I went off to Yeshivas Tiferes Bochurim in Morristown, NJ. There, the rabbis were supportive and understood the challenges both sides endured. They constantly encouraged us to call home, share our experiences with our families and respect the terms our parents expected or demanded. We called home on Mother's and Father's day, wished them happy new year on January 1st and called them on the english birthday. This may sound like frivolity and silliness but I assure you, when you are becoming religious, the desire, and sometime the need, to completely negate everything not religious is strong. This I call the "FRUM-entation" stage. Just like a wine that needs time to ferment and take on the robustness of its flavour and at the same time needs to be kept sealed and in the dark so as not to upset the process, so too a Baal Teshuva requires an extremely controlled environment and it is difficult to keep the balance between heaven and earth.

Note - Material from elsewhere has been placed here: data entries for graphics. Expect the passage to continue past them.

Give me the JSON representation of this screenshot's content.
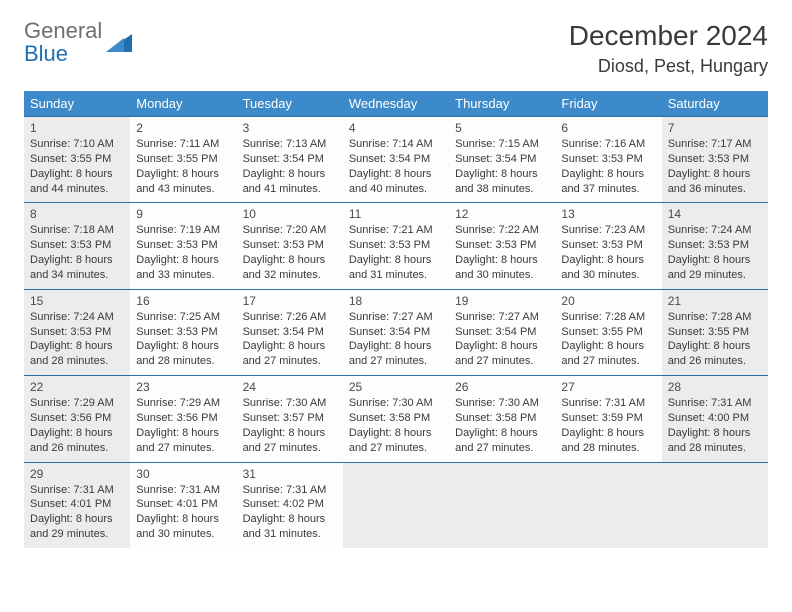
{
  "brand": {
    "general": "General",
    "blue": "Blue"
  },
  "title": "December 2024",
  "location": "Diosd, Pest, Hungary",
  "colors": {
    "header_bg": "#3c8ac9",
    "header_text": "#ffffff",
    "cell_border": "#2f6fa8",
    "shaded_bg": "#ececec",
    "body_text": "#3a3a3a",
    "brand_gray": "#6f6f6f",
    "brand_blue": "#1f6fb2"
  },
  "weekdays": [
    "Sunday",
    "Monday",
    "Tuesday",
    "Wednesday",
    "Thursday",
    "Friday",
    "Saturday"
  ],
  "weeks": [
    [
      {
        "day": 1,
        "shaded": true,
        "sunrise": "7:10 AM",
        "sunset": "3:55 PM",
        "dl1": "Daylight: 8 hours",
        "dl2": "and 44 minutes."
      },
      {
        "day": 2,
        "shaded": false,
        "sunrise": "7:11 AM",
        "sunset": "3:55 PM",
        "dl1": "Daylight: 8 hours",
        "dl2": "and 43 minutes."
      },
      {
        "day": 3,
        "shaded": false,
        "sunrise": "7:13 AM",
        "sunset": "3:54 PM",
        "dl1": "Daylight: 8 hours",
        "dl2": "and 41 minutes."
      },
      {
        "day": 4,
        "shaded": false,
        "sunrise": "7:14 AM",
        "sunset": "3:54 PM",
        "dl1": "Daylight: 8 hours",
        "dl2": "and 40 minutes."
      },
      {
        "day": 5,
        "shaded": false,
        "sunrise": "7:15 AM",
        "sunset": "3:54 PM",
        "dl1": "Daylight: 8 hours",
        "dl2": "and 38 minutes."
      },
      {
        "day": 6,
        "shaded": false,
        "sunrise": "7:16 AM",
        "sunset": "3:53 PM",
        "dl1": "Daylight: 8 hours",
        "dl2": "and 37 minutes."
      },
      {
        "day": 7,
        "shaded": true,
        "sunrise": "7:17 AM",
        "sunset": "3:53 PM",
        "dl1": "Daylight: 8 hours",
        "dl2": "and 36 minutes."
      }
    ],
    [
      {
        "day": 8,
        "shaded": true,
        "sunrise": "7:18 AM",
        "sunset": "3:53 PM",
        "dl1": "Daylight: 8 hours",
        "dl2": "and 34 minutes."
      },
      {
        "day": 9,
        "shaded": false,
        "sunrise": "7:19 AM",
        "sunset": "3:53 PM",
        "dl1": "Daylight: 8 hours",
        "dl2": "and 33 minutes."
      },
      {
        "day": 10,
        "shaded": false,
        "sunrise": "7:20 AM",
        "sunset": "3:53 PM",
        "dl1": "Daylight: 8 hours",
        "dl2": "and 32 minutes."
      },
      {
        "day": 11,
        "shaded": false,
        "sunrise": "7:21 AM",
        "sunset": "3:53 PM",
        "dl1": "Daylight: 8 hours",
        "dl2": "and 31 minutes."
      },
      {
        "day": 12,
        "shaded": false,
        "sunrise": "7:22 AM",
        "sunset": "3:53 PM",
        "dl1": "Daylight: 8 hours",
        "dl2": "and 30 minutes."
      },
      {
        "day": 13,
        "shaded": false,
        "sunrise": "7:23 AM",
        "sunset": "3:53 PM",
        "dl1": "Daylight: 8 hours",
        "dl2": "and 30 minutes."
      },
      {
        "day": 14,
        "shaded": true,
        "sunrise": "7:24 AM",
        "sunset": "3:53 PM",
        "dl1": "Daylight: 8 hours",
        "dl2": "and 29 minutes."
      }
    ],
    [
      {
        "day": 15,
        "shaded": true,
        "sunrise": "7:24 AM",
        "sunset": "3:53 PM",
        "dl1": "Daylight: 8 hours",
        "dl2": "and 28 minutes."
      },
      {
        "day": 16,
        "shaded": false,
        "sunrise": "7:25 AM",
        "sunset": "3:53 PM",
        "dl1": "Daylight: 8 hours",
        "dl2": "and 28 minutes."
      },
      {
        "day": 17,
        "shaded": false,
        "sunrise": "7:26 AM",
        "sunset": "3:54 PM",
        "dl1": "Daylight: 8 hours",
        "dl2": "and 27 minutes."
      },
      {
        "day": 18,
        "shaded": false,
        "sunrise": "7:27 AM",
        "sunset": "3:54 PM",
        "dl1": "Daylight: 8 hours",
        "dl2": "and 27 minutes."
      },
      {
        "day": 19,
        "shaded": false,
        "sunrise": "7:27 AM",
        "sunset": "3:54 PM",
        "dl1": "Daylight: 8 hours",
        "dl2": "and 27 minutes."
      },
      {
        "day": 20,
        "shaded": false,
        "sunrise": "7:28 AM",
        "sunset": "3:55 PM",
        "dl1": "Daylight: 8 hours",
        "dl2": "and 27 minutes."
      },
      {
        "day": 21,
        "shaded": true,
        "sunrise": "7:28 AM",
        "sunset": "3:55 PM",
        "dl1": "Daylight: 8 hours",
        "dl2": "and 26 minutes."
      }
    ],
    [
      {
        "day": 22,
        "shaded": true,
        "sunrise": "7:29 AM",
        "sunset": "3:56 PM",
        "dl1": "Daylight: 8 hours",
        "dl2": "and 26 minutes."
      },
      {
        "day": 23,
        "shaded": false,
        "sunrise": "7:29 AM",
        "sunset": "3:56 PM",
        "dl1": "Daylight: 8 hours",
        "dl2": "and 27 minutes."
      },
      {
        "day": 24,
        "shaded": false,
        "sunrise": "7:30 AM",
        "sunset": "3:57 PM",
        "dl1": "Daylight: 8 hours",
        "dl2": "and 27 minutes."
      },
      {
        "day": 25,
        "shaded": false,
        "sunrise": "7:30 AM",
        "sunset": "3:58 PM",
        "dl1": "Daylight: 8 hours",
        "dl2": "and 27 minutes."
      },
      {
        "day": 26,
        "shaded": false,
        "sunrise": "7:30 AM",
        "sunset": "3:58 PM",
        "dl1": "Daylight: 8 hours",
        "dl2": "and 27 minutes."
      },
      {
        "day": 27,
        "shaded": false,
        "sunrise": "7:31 AM",
        "sunset": "3:59 PM",
        "dl1": "Daylight: 8 hours",
        "dl2": "and 28 minutes."
      },
      {
        "day": 28,
        "shaded": true,
        "sunrise": "7:31 AM",
        "sunset": "4:00 PM",
        "dl1": "Daylight: 8 hours",
        "dl2": "and 28 minutes."
      }
    ],
    [
      {
        "day": 29,
        "shaded": true,
        "sunrise": "7:31 AM",
        "sunset": "4:01 PM",
        "dl1": "Daylight: 8 hours",
        "dl2": "and 29 minutes."
      },
      {
        "day": 30,
        "shaded": false,
        "sunrise": "7:31 AM",
        "sunset": "4:01 PM",
        "dl1": "Daylight: 8 hours",
        "dl2": "and 30 minutes."
      },
      {
        "day": 31,
        "shaded": false,
        "sunrise": "7:31 AM",
        "sunset": "4:02 PM",
        "dl1": "Daylight: 8 hours",
        "dl2": "and 31 minutes."
      },
      {
        "empty": true
      },
      {
        "empty": true
      },
      {
        "empty": true
      },
      {
        "empty": true
      }
    ]
  ],
  "labels": {
    "sunrise_prefix": "Sunrise: ",
    "sunset_prefix": "Sunset: "
  }
}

Unfortunately, many yeshivot today do not teach or preach these practices. They adopt these students in their entirety and seemingly encourage them in the extremes of piety and zealotry. It appears there are Baal Teshuva programs, outside of the context I am personally familiar with, that do not see the Baal Teshuva stage as its own entity, but rather view it as something requiring remedy. They see their role as making people frum and helping them enter the main stream world of Torah. The complications of this are that individuals with talents, training, education and the like are being deprogrammed from any connection to the world outside of a strictly Torah world. (As if there is no Hashem in the world). They leave the part of themselves that may have contributed to society in general and even to the frum world (Yes, we need frum doctors too) and focus solely on being the most religious, most pious and most zealous member of the group; The proverbial 7% of students that become the next generation of leaders. But when we teach and train the 100% to be the 7%, there are 93% of people left behind. This is a problem in the general world of Ultra-Orthodox Judaism.

Phew, my intention here is not to degrade or question any Yeshiva system. I am solely trying to reiterate the feelings I felt and things I perceived from talking to some of the parents at PORK. There were a number of good stories too, of parents doing more and more to make their children comfortable, to keep them a part of their lives. There were stories of children who keep their parents in the loop and do anything they can to keep the peace and harmony in the relationship.

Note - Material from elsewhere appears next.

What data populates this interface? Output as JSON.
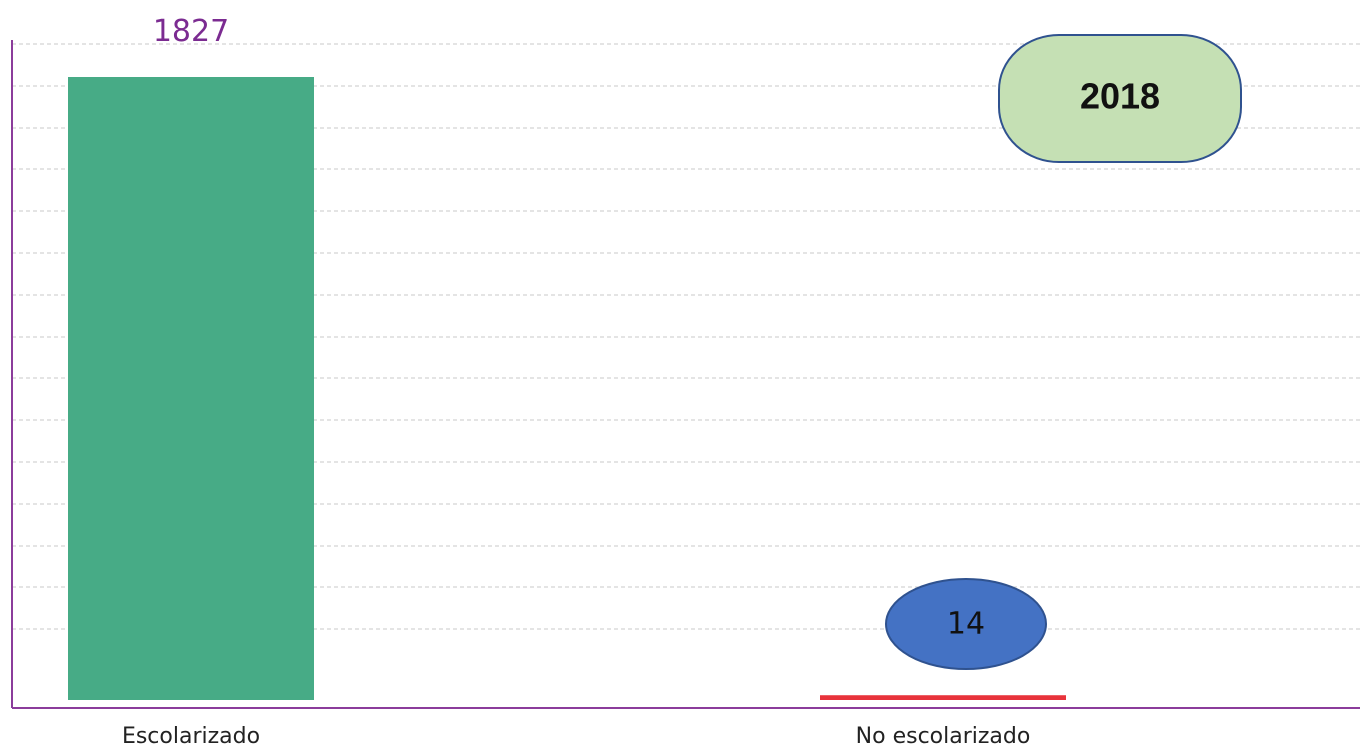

The advice I offered parents was this: Get to know the system your child is entering. Speak to the Rabbis and/or the mentors at the institution, get to know them and what they are teaching your child. Ask them advice on how to keep your child close, on what you can do to make them more comfortable in their journey. As well, express your needs as a parent. Tell them your expectations of your child. Do this in a respectful manned and sincerely care for your child's well-being. I am sure the yeshiva is not consciously trying to take your child away from you in any way, but a parent that does not call or try to make this connection will never be considered when advice is offered to the child. Make sure they know you are there.

I grew up with supportive parents and that has made all the difference in me. I will never do anything to upset that relationship. And when I began becoming frum, they were a factor I took into consideration. I made sure I always had respect, I used tact when trying to explain a need or concern of my own. I never judged them, never expected more, never tried to convert them, I just lived my life as I had before, with 613 more things I need to do.